July 1, 2018 | Permalink | Comments (0)
Anand, Choi, Pritchard & Puri on Insider Trading
Anita Anand, Stephen J. Choi, Adam C. Pritchard, and Poonam Puri have posted An Empirical Comparison of Insider Trading Enforcement in Canada and the United States on SSRN with the following abstract:
Canadian and American securities market regulators have differing approaches to enforcement. In this article, we present the results of an empirical study comparing a highly salient aspect of securities enforcement—insider trading—in Canada and the United States. We make a number of important findings. First, adjusting for trading volume, Canada has a greater intensity of enforcement when compared to the U.S. Second, Canadian securities regulators primarily concern themselves with insider trading in Canadian companies, while the SEC brings more enforcement actions involving insider trading in companies incorporated outside the U.S. Third, we do not find significant differences in the fraction of actions involving multiple traded companies between Canada and the U.S.. However, we do see that U.S. investigations involve a significantly greater number of defendants and that the SEC is more than twice as likely to pursue tippers or tippees (although we observe no significant difference in the likelihood that top insiders will be pursued).
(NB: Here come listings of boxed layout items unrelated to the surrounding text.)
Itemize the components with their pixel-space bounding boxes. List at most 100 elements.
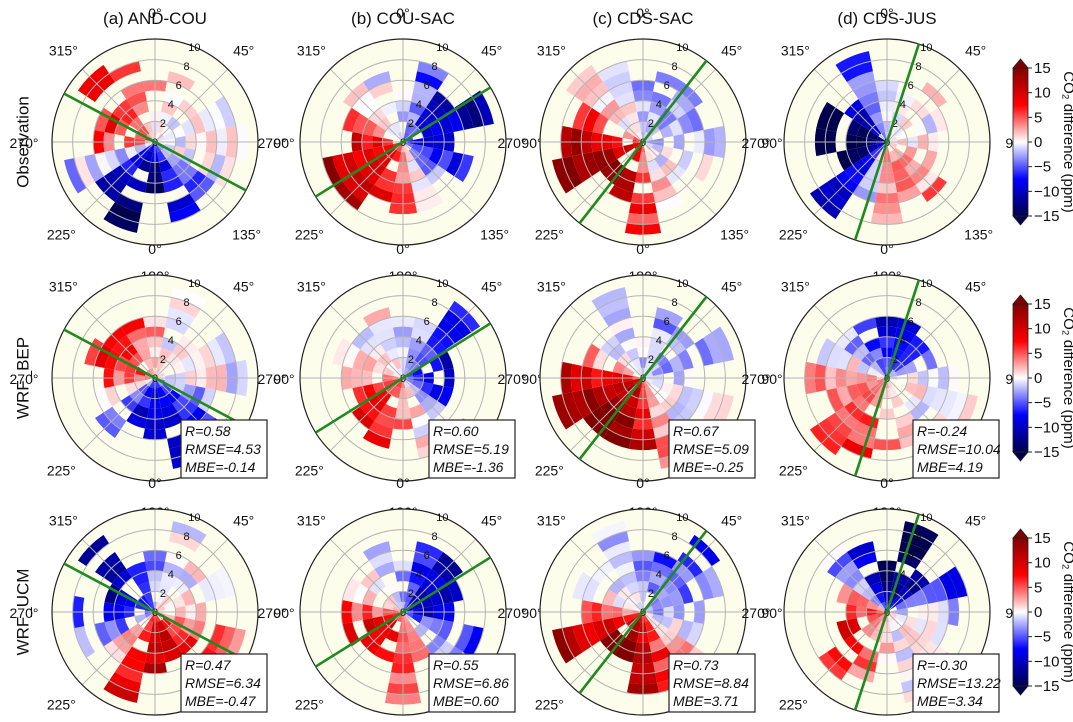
- heat-cell: [637, 131, 643, 142]
- angle-label: 90°: [273, 605, 294, 621]
- heat-cell: [362, 119, 378, 136]
- angle-label: 225°: [535, 463, 564, 479]
- angle-label: 225°: [779, 697, 808, 713]
- heat-cell: [159, 395, 173, 409]
- heat-cell: [94, 388, 113, 413]
- heat-cell: [649, 167, 666, 183]
- heat-cell: [893, 167, 910, 183]
- heat-cell: [846, 618, 862, 635]
- heat-cell: [649, 571, 666, 587]
- stats-box: R=0.47 RMSE=6.34 MBE=-0.47: [180, 653, 268, 713]
- heat-cell: [155, 131, 161, 142]
- angle-label: 225°: [295, 697, 324, 713]
- radial-tick-label: 8: [915, 61, 921, 73]
- heat-cell: [428, 384, 444, 401]
- heat-cell: [643, 378, 654, 384]
- heat-cell: [380, 101, 397, 117]
- wind-reference-line: [578, 296, 708, 460]
- heat-cell: [163, 176, 184, 193]
- heat-cell: [171, 521, 207, 544]
- angle-label: 315°: [297, 278, 326, 294]
- heat-cell: [94, 622, 113, 647]
- heat-cell: [685, 622, 704, 647]
- heat-cell: [660, 594, 674, 608]
- heat-cell: [411, 144, 424, 154]
- heat-cell: [572, 571, 592, 600]
- heat-cell: [649, 637, 666, 653]
- heat-cell: [895, 614, 908, 624]
- heat-cell: [372, 360, 386, 374]
- angle-label: 270°: [258, 605, 287, 621]
- heat-cell: [647, 159, 661, 173]
- heat-cell: [846, 119, 862, 136]
- angle-label: 45°: [965, 42, 986, 58]
- angle-label: 0°: [880, 5, 893, 21]
- angle-label: 45°: [233, 278, 254, 294]
- heat-cell: [887, 378, 893, 389]
- heat-cell: [869, 111, 883, 125]
- grid-spoke: [813, 141, 888, 216]
- colorbar-tick-label: −10: [1034, 419, 1059, 436]
- heat-cell: [437, 620, 454, 641]
- heat-cell: [694, 154, 714, 183]
- heat-cell: [904, 594, 918, 608]
- grid-spoke: [81, 68, 156, 143]
- heat-cell: [846, 589, 862, 606]
- heat-cell: [409, 337, 426, 353]
- colorbar-tick-label: −5: [1034, 395, 1051, 412]
- heat-cell: [651, 561, 672, 578]
- heat-cell: [420, 124, 434, 138]
- heat-cell: [552, 628, 575, 664]
- heat-cell: [852, 317, 877, 336]
- stats-box-frame: [912, 419, 1000, 479]
- angle-label: 225°: [295, 227, 324, 243]
- heat-cell: [645, 357, 655, 370]
- radial-tick-label: 6: [424, 550, 430, 562]
- heat-cell: [163, 561, 184, 578]
- heat-cell: [397, 131, 403, 142]
- heat-cell: [643, 612, 654, 618]
- heat-cell: [864, 101, 881, 117]
- polar-panel: 02468100°45°90°135°180°225°270°315°R=0.7…: [498, 475, 783, 716]
- heat-cell: [171, 287, 207, 310]
- heat-cell: [602, 541, 631, 561]
- heat-cell: [895, 130, 908, 140]
- heat-cell: [572, 154, 592, 183]
- heat-cell: [409, 637, 426, 653]
- heat-cell: [895, 412, 916, 429]
- heat-cell: [104, 620, 121, 641]
- heat-cell: [417, 61, 449, 83]
- heat-cell: [622, 380, 635, 390]
- heat-cell: [420, 382, 434, 396]
- row-titles: Observation WRF_BEP WRF_UCM: [13, 96, 32, 655]
- heat-cell: [104, 386, 121, 407]
- heat-cell: [332, 337, 352, 366]
- radial-tick-label: 10: [436, 42, 448, 54]
- colorbar-label: CO₂ difference (ppm): [1060, 307, 1073, 448]
- angle-label: 270°: [742, 135, 771, 151]
- heat-cell: [562, 626, 584, 658]
- heat-cell: [144, 378, 155, 384]
- colorbar-tick-label: 15: [1034, 530, 1051, 547]
- heat-cell: [582, 152, 601, 177]
- heat-cell: [846, 148, 862, 165]
- radial-tick-label: 2: [892, 354, 898, 366]
- heat-cell: [405, 121, 415, 134]
- heat-cell: [391, 357, 401, 370]
- heat-cell: [835, 51, 871, 74]
- heat-cell: [368, 420, 393, 439]
- radial-tick-label: 4: [656, 99, 662, 111]
- heat-cell: [836, 349, 853, 370]
- heat-cell: [904, 146, 918, 160]
- radial-tick-label: 10: [188, 512, 200, 524]
- heat-cell: [392, 372, 403, 378]
- heat-cell: [858, 646, 879, 663]
- column-title: (d) CDS-JUS: [837, 9, 936, 28]
- heat-cell: [391, 386, 401, 399]
- heat-cell: [405, 357, 415, 370]
- heat-cell: [677, 583, 694, 604]
- radial-tick-label: 8: [431, 61, 437, 73]
- heat-cell: [165, 317, 190, 336]
- angle-label: 225°: [535, 227, 564, 243]
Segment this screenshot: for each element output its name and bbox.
Fourth, we find that U.S. cases are significantly more likely to result in a criminal referral leading to prosecution. Fifth, we find that settlements are more likely in the U.S. Finally, in terms of penalties, we find no significant difference in monetary penalties between the two countries. However, we do find that Canada is more likely to apply a bar as a sanction, but if a bar is applied, the U.S. is more likely to make the bar permanent. These findings neither demonstrate a need for systemic reform in either jurisdiction nor suggest that centralized regulation is necessarily better from an enforcement perspective. But, they do provide insight into the differing points of regulatory emphasis in two jurisdictions. From a comparative perspective, our research thus allows regulators to begin to evaluate whether their enforcement approach is optimal on the basis of quantitative data.